U.S. concerned about debt Pakistan owes China, official says

U.S. State Department Counselor Derek Chollet said on Thursday during a visit to Islamabad as the nation battled with an economic crisis that the United States is concerned about debt owing to China by Pakistan and other nations.

Pakistan, long a staunch friend of the United States, has grown closer to China, which has given Islamabad billions in loans and is its biggest creditor. Due to ongoing debt repayment obligations, Pakistan is in a devastating economic crisis with decades-high inflation and critically low foreign exchange reserves.

“We have been very clear about our concerns not just here in Pakistan, but elsewhere all around the world about Chinese debt, or debt owed to China,” Chollet told journalists at the U.S. Embassy in Islamabad after he met with Pakistani officials.

China and Chinese commercial banks held about 30% of Pakistan’s total external debt of about $100 billion, according to a report by the International Monetary Fund released in September last year.

 

Much of that debt has come under the China-Pakistan Economic Corridor, part of Beijing’s Belt and Road Initiative.

Cholett said Washington was talking to Islamabad about the “perils” of a closer relationship with Beijing, but would not ask Pakistan to choose between the United States and China.

Relations between Islamabad and Washington had turned frosty over the war in Afghanistan, but there has been a thaw in recent months, with an increasing number of high-level visits.

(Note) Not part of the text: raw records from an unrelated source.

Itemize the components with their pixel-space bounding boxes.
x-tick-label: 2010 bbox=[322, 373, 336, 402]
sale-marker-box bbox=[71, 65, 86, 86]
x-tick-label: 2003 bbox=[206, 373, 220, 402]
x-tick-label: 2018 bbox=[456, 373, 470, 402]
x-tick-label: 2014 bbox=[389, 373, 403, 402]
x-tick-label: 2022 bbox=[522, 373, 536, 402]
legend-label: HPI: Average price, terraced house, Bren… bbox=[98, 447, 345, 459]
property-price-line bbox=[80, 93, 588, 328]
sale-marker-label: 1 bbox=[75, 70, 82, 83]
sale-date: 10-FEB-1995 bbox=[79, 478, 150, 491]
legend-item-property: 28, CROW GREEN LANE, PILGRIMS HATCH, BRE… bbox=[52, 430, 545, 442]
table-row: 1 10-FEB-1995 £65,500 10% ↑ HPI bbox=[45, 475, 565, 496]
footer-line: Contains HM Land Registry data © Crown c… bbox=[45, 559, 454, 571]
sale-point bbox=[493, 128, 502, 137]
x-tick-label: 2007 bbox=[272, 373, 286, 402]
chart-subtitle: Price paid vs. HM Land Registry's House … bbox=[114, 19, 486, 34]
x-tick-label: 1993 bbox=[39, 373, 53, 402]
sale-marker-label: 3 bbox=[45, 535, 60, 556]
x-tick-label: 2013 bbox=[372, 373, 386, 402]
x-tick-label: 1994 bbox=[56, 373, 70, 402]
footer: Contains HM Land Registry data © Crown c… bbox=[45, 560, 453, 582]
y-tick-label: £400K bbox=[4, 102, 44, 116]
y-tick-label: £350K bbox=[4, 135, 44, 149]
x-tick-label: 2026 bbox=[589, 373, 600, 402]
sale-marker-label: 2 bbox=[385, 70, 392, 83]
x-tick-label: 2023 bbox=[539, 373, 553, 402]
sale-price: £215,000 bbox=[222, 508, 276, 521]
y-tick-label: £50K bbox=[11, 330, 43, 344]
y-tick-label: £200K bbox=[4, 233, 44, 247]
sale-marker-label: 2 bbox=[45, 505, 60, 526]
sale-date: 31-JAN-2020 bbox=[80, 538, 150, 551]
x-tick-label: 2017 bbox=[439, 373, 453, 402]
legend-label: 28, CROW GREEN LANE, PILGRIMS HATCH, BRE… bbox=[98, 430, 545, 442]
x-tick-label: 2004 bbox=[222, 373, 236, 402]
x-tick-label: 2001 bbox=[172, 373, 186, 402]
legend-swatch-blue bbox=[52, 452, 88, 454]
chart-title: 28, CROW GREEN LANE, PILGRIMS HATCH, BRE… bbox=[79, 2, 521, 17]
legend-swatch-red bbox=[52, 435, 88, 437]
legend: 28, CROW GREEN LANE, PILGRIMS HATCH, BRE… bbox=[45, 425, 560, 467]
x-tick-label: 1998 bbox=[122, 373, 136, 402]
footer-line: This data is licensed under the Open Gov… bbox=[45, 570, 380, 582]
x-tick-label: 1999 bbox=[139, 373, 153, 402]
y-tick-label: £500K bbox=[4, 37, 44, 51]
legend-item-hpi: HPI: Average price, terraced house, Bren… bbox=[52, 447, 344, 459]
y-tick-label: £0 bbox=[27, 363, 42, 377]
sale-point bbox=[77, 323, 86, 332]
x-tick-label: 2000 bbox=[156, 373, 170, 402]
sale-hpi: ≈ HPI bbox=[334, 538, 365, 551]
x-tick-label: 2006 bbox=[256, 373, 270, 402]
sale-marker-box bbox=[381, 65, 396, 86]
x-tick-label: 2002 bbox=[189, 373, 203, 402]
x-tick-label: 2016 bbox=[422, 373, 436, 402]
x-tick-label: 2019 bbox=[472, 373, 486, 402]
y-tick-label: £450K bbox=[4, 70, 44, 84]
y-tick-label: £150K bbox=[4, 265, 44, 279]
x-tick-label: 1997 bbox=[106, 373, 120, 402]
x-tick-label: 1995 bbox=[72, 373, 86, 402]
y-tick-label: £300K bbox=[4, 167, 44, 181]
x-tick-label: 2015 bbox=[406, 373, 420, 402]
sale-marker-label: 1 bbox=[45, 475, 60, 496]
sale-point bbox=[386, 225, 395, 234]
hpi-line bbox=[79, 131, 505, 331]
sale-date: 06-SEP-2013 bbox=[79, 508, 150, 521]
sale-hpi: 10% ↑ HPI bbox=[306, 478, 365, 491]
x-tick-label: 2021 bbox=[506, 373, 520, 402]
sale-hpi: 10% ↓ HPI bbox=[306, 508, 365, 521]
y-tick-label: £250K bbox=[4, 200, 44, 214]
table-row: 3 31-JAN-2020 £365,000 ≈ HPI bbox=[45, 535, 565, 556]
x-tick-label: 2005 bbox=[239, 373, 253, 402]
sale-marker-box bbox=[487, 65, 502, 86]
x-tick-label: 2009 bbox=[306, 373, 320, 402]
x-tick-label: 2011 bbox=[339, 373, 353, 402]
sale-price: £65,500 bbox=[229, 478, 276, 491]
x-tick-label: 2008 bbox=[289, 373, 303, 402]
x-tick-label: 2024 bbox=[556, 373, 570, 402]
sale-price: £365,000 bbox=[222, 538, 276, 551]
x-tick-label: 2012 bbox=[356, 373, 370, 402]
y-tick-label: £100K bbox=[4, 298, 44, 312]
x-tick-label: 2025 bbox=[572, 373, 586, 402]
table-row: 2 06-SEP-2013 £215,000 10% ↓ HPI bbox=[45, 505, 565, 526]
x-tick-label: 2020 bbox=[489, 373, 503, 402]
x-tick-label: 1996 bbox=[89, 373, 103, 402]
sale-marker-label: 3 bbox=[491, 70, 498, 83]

Officials from China and the United States will be part of a multi-country meeting of a new sovereign debt roundtable on Friday.

G7 and multilateral lending institutions have long pushed for broad efforts to deliver debt relief to heavily indebted nations to help them avoid cuts in social services that could spur social unrest.

U.S. Treasury Secretary Janet Yellen and other G7 officials see China, now the world’s largest sovereign creditor, as a key stumbling block in debt-relief efforts.